Au grand marché de Mambasa, vendeurs et acheteurs sont unanimes : les haricots deviennent de plus en plus inaccessibles. “C’est devenu un produit de luxe pour les familles modestes”, confie une commerçante interrogée mercredi. Selon elle, cette flambée des prix est directement liée à la situation sécuritaire dégradée dans les zones rurales du territoire, notamment dans les villages agricoles situés en périphérie. “Les agriculteurs ne peuvent plus se rendre dans leurs champs à cause de la présence des groupes armés. Il y a des attaques, des menaces, et cela dissuade même ceux qui voudraient cultiver”, explique-t-elle.
Une chaîne d’approvisionnement perturbée
Les haricots vendus à Mambasa proviennent en grande partie des zones de production situées dans les localités de Biakato, Makumo et Lolwa. Or, ces régions sont aujourd’hui fortement affectées par l’insécurité, causée par la présence des milices armées et les déplacements de population. Les routes sont devenues dangereuses, les champs abandonnés, et le transport des denrées devient un véritable défi.
Cette situation a entraîné une rareté du produit sur les marchés, accentuant mécaniquement la hausse des prix. Les commerçants se plaignent également de la hausse des coûts de transport et du risque élevé encouru pour se ravitailler en zones à risque. Tout cela contribue à la flambée actuelle, qui pèse sur le panier de la ménagère.
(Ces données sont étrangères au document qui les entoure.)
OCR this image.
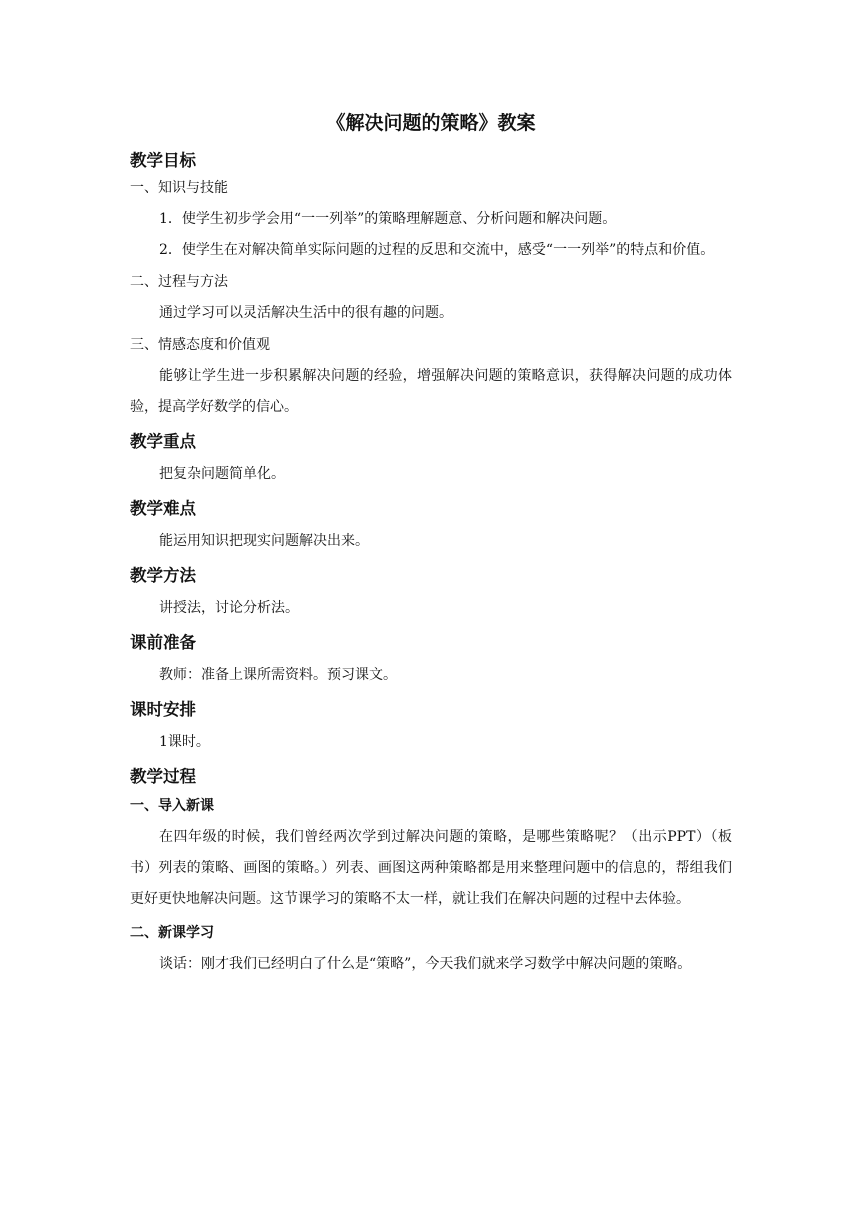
《解决问题的策略》教案
教学目标
一、知识与技能

1．使学生初步学会用“一一列举”的策略理解题意、分析问题和解决问题。

2．使学生在对解决简单实际问题的过程的反思和交流中，感受“一一列举”的特点和价值。

二、过程与方法

通过学习可以灵活解决生活中的很有趣的问题。

三、情感态度和价值观

能够让学生进一步积累解决问题的经验，增强解决问题的策略意识，获得解决问题的成功体验，提高学好数学的信心。

教学重点

把复杂问题简单化。

教学难点

能运用知识把现实问题解决出来。

教学方法

讲授法，讨论分析法。

课前准备

教师：准备上课所需资料。预习课文。

课时安排

1课时。

教学过程
一、导入新课

在四年级的时候，我们曾经两次学到过解决问题的策略，是哪些策略呢？（出示PPT）（板书）列表的策略、画图的策略。）列表、画图这两种策略都是用来整理问题中的信息的，帮组我们更好更快地解决问题。这节课学习的策略不太一样，就让我们在解决问题的过程中去体验。

二、新课学习

谈话：刚才我们已经明白了什么是“策略”，今天我们就来学习数学中解决问题的策略。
Des répercussions jusqu’aux petits restaurants
Les conséquences de cette crise ne s’arrêtent pas aux ménages. Les petits restaurants populaires, très fréquentés par les travailleurs, les étudiants et les commerçants, sont également touchés. “Il devient difficile de proposer un plat de haricots à 1 000 FC. Nous sommes obligés soit d’augmenter les prix, soit de retirer ce plat du menu”, témoigne un restaurateur local.
Dans un territoire où de nombreuses personnes vivent avec moins de 5 000 FC par jour, l’augmentation du prix d’un aliment aussi courant que les haricots compromet gravement la sécurité alimentaire de la population.
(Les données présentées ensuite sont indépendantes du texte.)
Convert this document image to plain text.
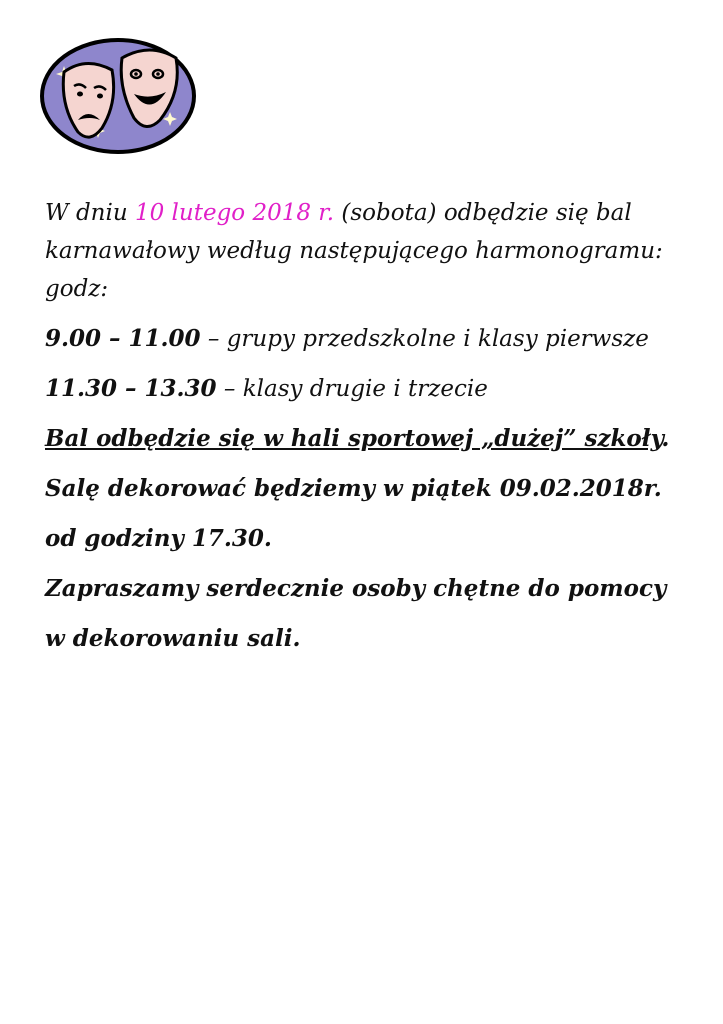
W dniu 10 lutego 2018 r. (sobota) odbędzie się bal karnawałowy według następującego harmonogramu: godz:

9.00 – 11.00 – grupy przedszkolne i klasy pierwsze

11.30 – 13.30 – klasy drugie i trzecie

Bal odbędzie się w hali sportowej „dużej” szkoły.

Salę dekorować będziemy w piątek 09.02.2018r.

od godziny 17.30.

Zapraszamy serdecznie osoby chętne do pomocy

w dekorowaniu sali.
Des appels au retour de la sécurité et au soutien des agriculteurs
Face à cette situation, des voix s’élèvent pour appeler les autorités à agir en urgence. Les leaders communautaires, les représentants des associations agricoles et les commerçants demandent un renforcement de la sécurité dans les zones de production pour permettre aux cultivateurs de retourner dans leurs champs. Certains plaident également pour un appui urgent en semences, outils et intrants agricoles afin de relancer la production locale.
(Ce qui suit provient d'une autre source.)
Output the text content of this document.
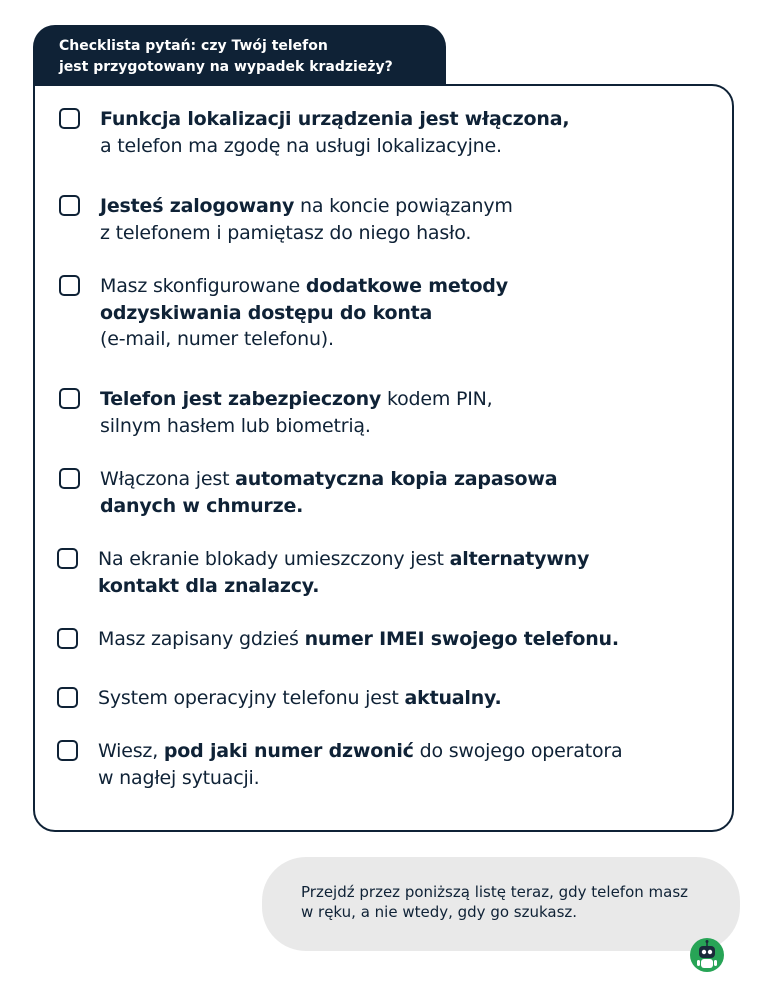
Checklista pytań: czy Twój telefon
jest przygotowany na wypadek kradzieży?
Funkcja lokalizacji urządzenia jest włączona,
a telefon ma zgodę na usługi lokalizacyjne.
Jesteś zalogowany na koncie powiązanym
z telefonem i pamiętasz do niego hasło.
Masz skonfigurowane dodatkowe metody
odzyskiwania dostępu do konta
(e-mail, numer telefonu).
Telefon jest zabezpieczony kodem PIN,
silnym hasłem lub biometrią.
Włączona jest automatyczna kopia zapasowa
danych w chmurze.
Na ekranie blokady umieszczony jest alternatywny
kontakt dla znalazcy.
Masz zapisany gdzieś numer IMEI swojego telefonu.
System operacyjny telefonu jest aktualny.
Wiesz, pod jaki numer dzwonić do swojego operatora
w nagłej sytuacji.
Przejdź przez poniższą listę teraz, gdy telefon masz
w ręku, a nie wtedy, gdy go szukasz.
“Tant que la sécurité ne sera pas rétablie, la situation risque de s’aggraver encore”, alerte un responsable local. “Nous avons besoin d’une réponse rapide pour éviter une crise alimentaire plus large.”
En attendant, les habitants de Mambasa espèrent des jours meilleurs, tout en jonglant avec un pouvoir d’achat de plus en plus affaibli. Le haricot, simple légumineuse, est aujourd’hui devenu un indicateur criant des maux qui frappent la région : insécurité, pauvreté et vulnérabilité économique.